Monitor claims production and performance, and assign work to staff members to ensure timely and accurate payment of claims.

Provider Healthcare Agent

ACS Xerox, Los Angeles, CA

May 2011 – Apr 2012

Responsible for high-volume telephone claims status updates about Medical, CCS, and other Government-related claims submitted for payment.

Adjudicate claims, appeals, CCS, SARS, TARS, and denials.

Process claims, appeals, CCS, CHDP, CIF, and patient eligibility.

Receive inbound phone calls from providers regarding claims and payment status, such as Medical, CCS, CHDP, and GHPP.

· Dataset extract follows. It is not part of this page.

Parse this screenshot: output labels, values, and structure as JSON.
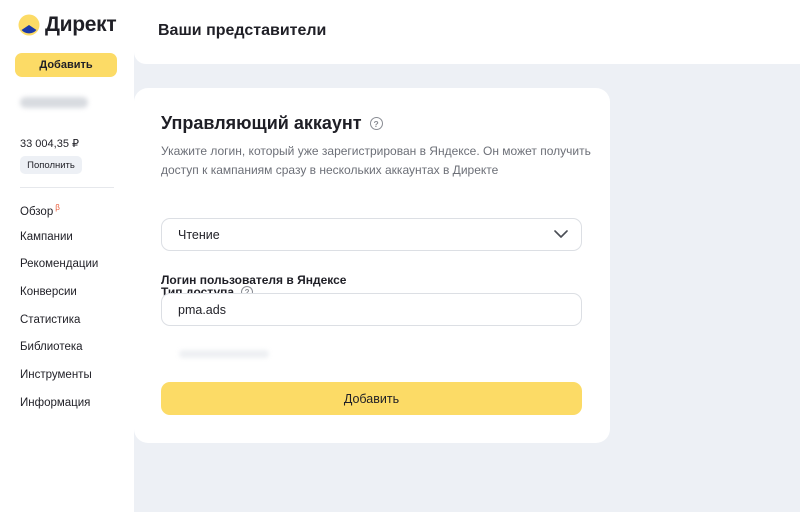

Senior Financial Services Representative/Lead

Cedars-Sinai Medical Centre, Los Angeles, CA

Jul 2002 – Dec 2010

File, bill, and collect on HMO, PPO, Medicare, CCS, Transplant Accounts, and Medical Managed Care using IDX and EPIC systems, initiate appropriate follow-up to ensure optimum reimbursement.

Adjust and appeal accounts where improper entries were posted, with accurate and correct calculations, and complete documentation to support action taken or requested.

Process claims and refunds to insurance companies.

Interpret and discuss insurance explanations of benefits (EOBs) and payments.

Research and analyze data to address operational challenges and customer service issues.

Develop and maintain positive customer relations and coordinate with various functions within the company to ensure customer requests and questions are handled appropriately and promptly.

Research and provide resolution of hospital and provider billing, and research disputes with carrier and IPA claims payments for Hospital and medical claims submitted on CMS 1500 and UB04 claims forms.

Education:

High School Diploma, David Starr Jordan High School Los Angeles, CA, Jun 1972.